STL Science Center

STL Science Center

12 June 2014

Names Aplenty

Jean Léopold Nicolas Frédéric Cuvier, Baron Cuvier, Georges Cuvier. They are all the same person. Where Georges came from I have not found as yet. There are videos and books dedicated to him (aside from the books and papers he authored). The real fame of Cuvier is not displayed in popular culture very often with his name attached. People know his work, they do not always know they know his work. In fact, many people on a regular basis look at models and casts of animals that he named without realizing that it was named by Georges Cuvier. Take this album of photos for example from the Sternberg Museum of Natural History. All of those photos are taken in front of a Mosasaur, a group named by Cuvier. There are a handful of people in those photos that may actually know that; I know they know because their acquaintances of mine.
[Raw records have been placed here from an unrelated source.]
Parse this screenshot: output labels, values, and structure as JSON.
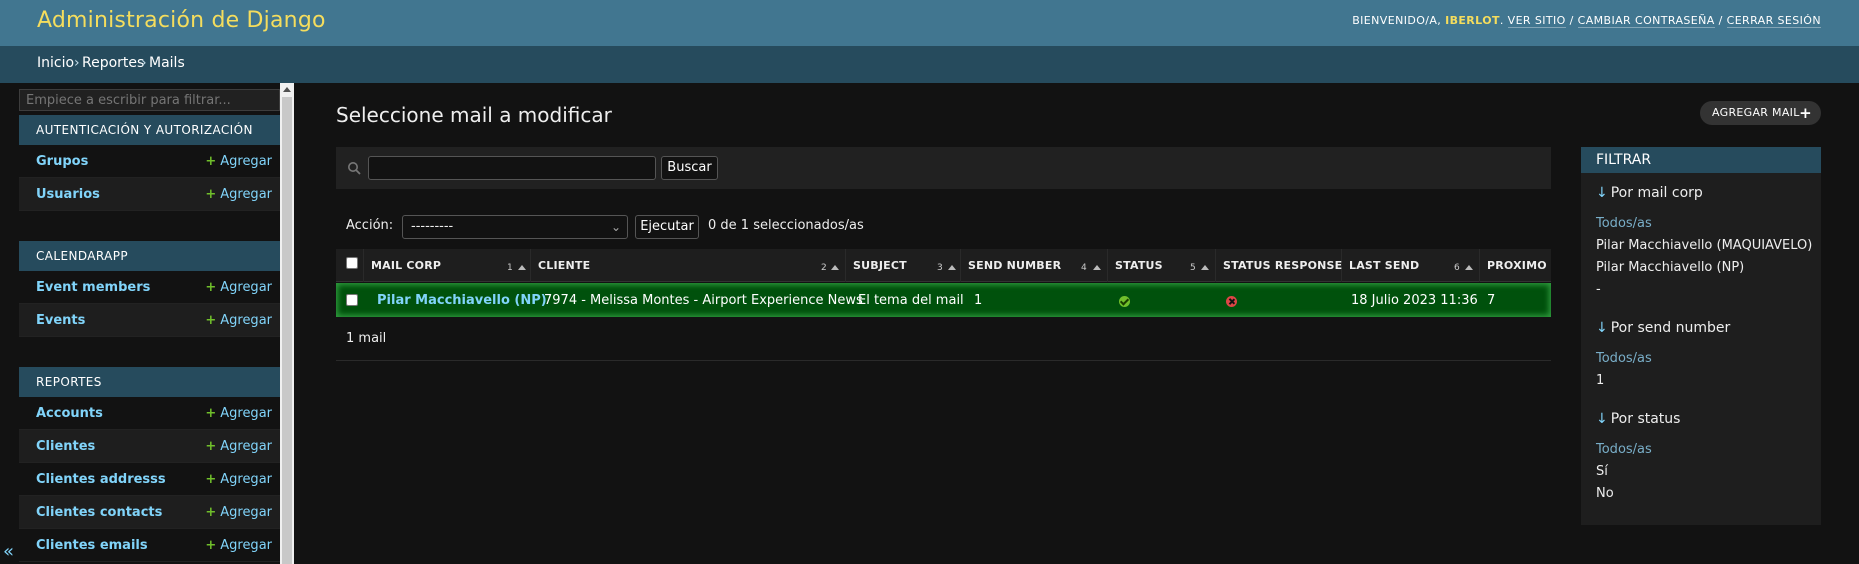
{
  "header": {
    "brand": "Administración de Django",
    "welcome": "BIENVENIDO/A,",
    "username": "IBERLOT",
    "view_site": "VER SITIO",
    "change_password": "CAMBIAR CONTRASEÑA",
    "logout": "CERRAR SESIÓN",
    "separator": "/"
  },
  "breadcrumbs": {
    "home": "Inicio",
    "app": "Reportes",
    "model": "Mails",
    "sep": "›"
  },
  "sidebar": {
    "filter_placeholder": "Empiece a escribir para filtrar...",
    "add_label": "Agregar",
    "collapse_icon": "«",
    "apps": [
      {
        "name": "AUTENTICACIÓN Y AUTORIZACIÓN",
        "models": [
          "Grupos",
          "Usuarios"
        ]
      },
      {
        "name": "CALENDARAPP",
        "models": [
          "Event members",
          "Events"
        ]
      },
      {
        "name": "REPORTES",
        "models": [
          "Accounts",
          "Clientes",
          "Clientes addresss",
          "Clientes contacts",
          "Clientes emails"
        ]
      }
    ]
  },
  "main": {
    "title": "Seleccione mail a modificar",
    "add_button": "AGREGAR MAIL",
    "search_button": "Buscar",
    "action_label": "Acción:",
    "action_selected": "---------",
    "run_button": "Ejecutar",
    "selection_counter": "0 de 1 seleccionados/as",
    "columns": [
      {
        "label": "MAIL CORP",
        "sort": "1"
      },
      {
        "label": "CLIENTE",
        "sort": "2"
      },
      {
        "label": "SUBJECT",
        "sort": "3"
      },
      {
        "label": "SEND NUMBER",
        "sort": "4"
      },
      {
        "label": "STATUS",
        "sort": "5"
      },
      {
        "label": "STATUS RESPONSE",
        "sort": ""
      },
      {
        "label": "LAST SEND",
        "sort": "6"
      },
      {
        "label": "PROXIMO",
        "sort": ""
      }
    ],
    "rows": [
      {
        "mail_corp": "Pilar Macchiavello (NP)",
        "cliente": "7974 - Melissa Montes - Airport Experience News",
        "subject": "El tema del mail",
        "send_number": "1",
        "status": "ok-icon",
        "status_response": "error-icon",
        "last_send": "18 Julio 2023 11:36",
        "proximo": "7"
      }
    ],
    "paginator": "1 mail"
  },
  "filter": {
    "title": "FILTRAR",
    "groups": [
      {
        "title": "Por mail corp",
        "options": [
          "Todos/as",
          "Pilar Macchiavello (MAQUIAVELO)",
          "Pilar Macchiavello (NP)",
          "-"
        ]
      },
      {
        "title": "Por send number",
        "options": [
          "Todos/as",
          "1"
        ]
      },
      {
        "title": "Por status",
        "options": [
          "Todos/as",
          "Sí",
          "No"
        ]
      }
    ]
  },
  "colors": {
    "header_bg": "#417690",
    "brand": "#f5dd5d",
    "breadcrumbs_bg": "#264b5d",
    "link": "#81d4fa",
    "selected_row": "#00510c"
  }
}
The name was not given until 1822 though in 1808 Cuvier confirmed the description of Adriaan Gilles Camper from 1799 that the remains being described were that of a lizard-like animal rather than an aquatic mammal or fish, as previous descriptions had asserted. Cuvier also named Pterodactylus (Cuvier 1809) and was one of the first to hypothesize that the world had once been dominated by the reptiles. The contributions of Cuvier are still important today and laid the base for a blossoming science. Truly he is a scientist that cannot be forgotten.